The reserve was busy. It was summer, and the school holidays were in full swing, and there were children scuffing along the sandy paths towards the sea. Petra thought that, if she were them, and used to the restless drama of computer games, a day out in a bird sanctuary, where shouting and racing about were forbidden, and all adults were weirdly distracted and slow-moving, would be very bewildering. Even frustrating. In fact, she thought, pausing by the ingeniously secluded entrance to the East Hide, I’m not sure I can do it today.
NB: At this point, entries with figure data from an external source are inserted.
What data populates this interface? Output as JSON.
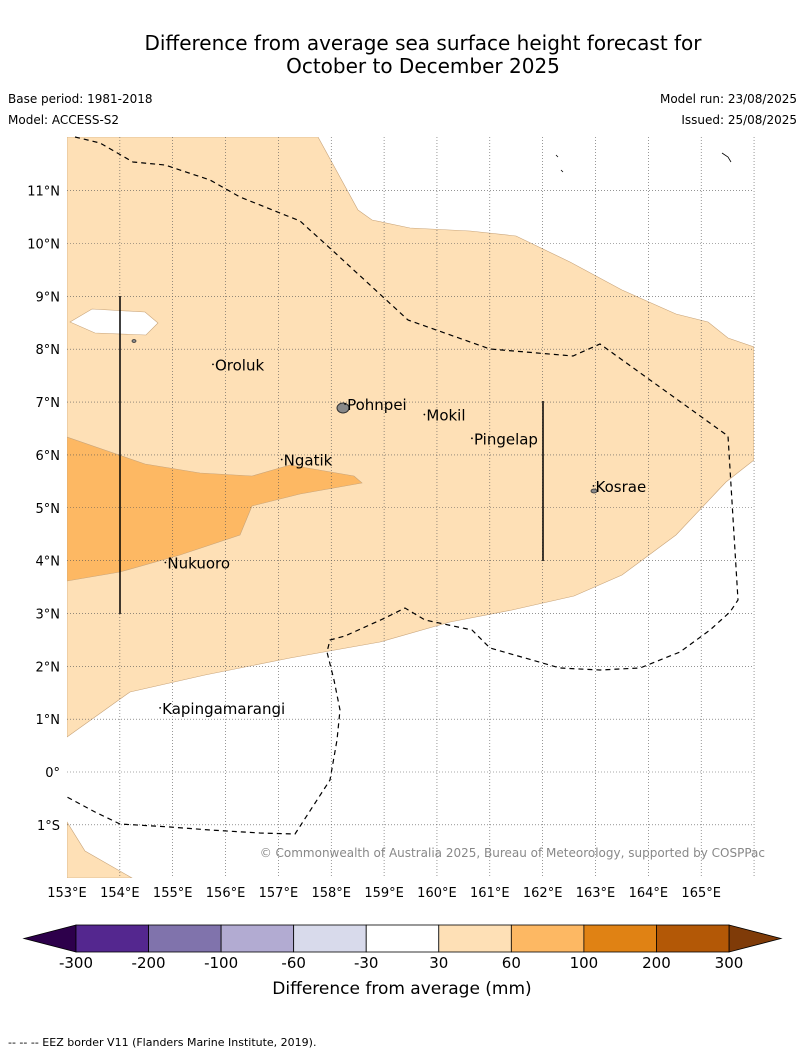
{
  "title_line1": "Difference from average sea surface height forecast for",
  "title_line2": "October to December 2025",
  "base_period": "Base period: 1981-2018",
  "model": "Model: ACCESS-S2",
  "model_run": "Model run: 23/08/2025",
  "issued": "Issued: 25/08/2025",
  "copyright": "© Commonwealth of Australia 2025, Bureau of Meteorology, supported by COSPPac",
  "lat_ticks": [
    "11°N",
    "10°N",
    "9°N",
    "8°N",
    "7°N",
    "6°N",
    "5°N",
    "4°N",
    "3°N",
    "2°N",
    "1°N",
    "0°",
    "1°S"
  ],
  "lon_ticks": [
    "153°E",
    "154°E",
    "155°E",
    "156°E",
    "157°E",
    "158°E",
    "159°E",
    "160°E",
    "161°E",
    "162°E",
    "163°E",
    "164°E",
    "165°E"
  ],
  "places": [
    {
      "name": "Oroluk",
      "lon": 155.8,
      "lat": 7.6
    },
    {
      "name": "Pohnpei",
      "lon": 158.3,
      "lat": 6.85
    },
    {
      "name": "Mokil",
      "lon": 159.8,
      "lat": 6.65
    },
    {
      "name": "Pingelap",
      "lon": 160.7,
      "lat": 6.2
    },
    {
      "name": "Ngatik",
      "lon": 157.1,
      "lat": 5.8
    },
    {
      "name": "Kosrae",
      "lon": 163.0,
      "lat": 5.3
    },
    {
      "name": "Nukuoro",
      "lon": 154.9,
      "lat": 3.85
    },
    {
      "name": "Kapingamarangi",
      "lon": 154.8,
      "lat": 1.1
    }
  ],
  "colorbar": {
    "title": "Difference from average (mm)",
    "ticks": [
      "-300",
      "-200",
      "-100",
      "-60",
      "-30",
      "30",
      "60",
      "100",
      "200",
      "300"
    ],
    "colors": [
      "#54278f",
      "#8073ac",
      "#b2abd2",
      "#d8daeb",
      "#ffffff",
      "#fee0b6",
      "#fdb863",
      "#e08214",
      "#b35806"
    ],
    "under_color": "#2d004b",
    "over_color": "#7f3b08"
  },
  "footnote": "-- -- -- EEZ border V11 (Flanders Marine Institute, 2019)."
}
I’m not sure I can go in there, and find a place on the bench, and sit there in silence with my binoculars and watch and wait and wait and watch until my hand goes to a pencil almost without thinking and I find I’m drawing away, as if I’d never stopped. Maybe I can do it later. Maybe I’d better walk a bit, and get rid of some of this restlessness. Maybe I’ll go down to the sea, too, and sit in the dunes and look at the sky and empty my head a bit.
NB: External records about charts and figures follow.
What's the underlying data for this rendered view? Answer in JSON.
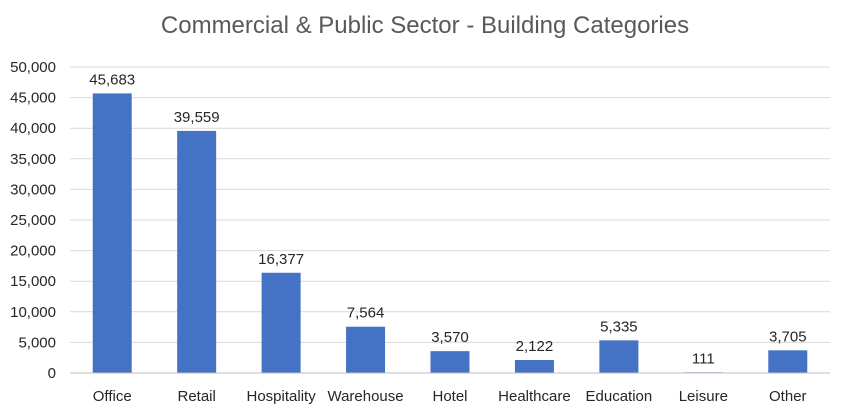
{
  "chart_data": {
    "type": "bar",
    "title": "Commercial & Public Sector - Building Categories",
    "xlabel": "",
    "ylabel": "",
    "categories": [
      "Office",
      "Retail",
      "Hospitality",
      "Warehouse",
      "Hotel",
      "Healthcare",
      "Education",
      "Leisure",
      "Other"
    ],
    "values": [
      45683,
      39559,
      16377,
      7564,
      3570,
      2122,
      5335,
      111,
      3705
    ],
    "data_labels": [
      "45,683",
      "39,559",
      "16,377",
      "7,564",
      "3,570",
      "2,122",
      "5,335",
      "111",
      "3,705"
    ],
    "y_ticks": [
      0,
      5000,
      10000,
      15000,
      20000,
      25000,
      30000,
      35000,
      40000,
      45000,
      50000
    ],
    "y_tick_labels": [
      "0",
      "5,000",
      "10,000",
      "15,000",
      "20,000",
      "25,000",
      "30,000",
      "35,000",
      "40,000",
      "45,000",
      "50,000"
    ],
    "ylim": [
      0,
      50000
    ],
    "grid": true,
    "legend": "none",
    "bar_color": "#4472c4"
  }
}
It was calming, down by the sea. Petra crossed the soft, deeply sandy path that ran parallel to the shore and climbed up the sliding sides of the shallow dunes until the water was visible, shifting and blue-gray under a cloud-streaked sky. There were a few people scattered about, their binoculars trained upwards, and over to one side a young man in an RSPB sweatshirt was rolling up lengths of netting that had evidently been stretched along an area of the beach. Petra sat down to watch him. He moved slowly and steadily, unhurried, bending down to add stakes to a pile, straightening up to pull the netting towards him. It was peaceful to watch him, a stocky, competent figure against a background of sea and sky, his head and shoulders now silhouetted against the shining water, now almost invisible against the sand and the clumps of marram grass. Petra remembered a visit to Minsmere with Anthony in the spring. There’d been purple orchids then, and yellow flags, and she’d seen a little egret, as elegant and exotic as a Japanese print, hunting for frogs among the shallows.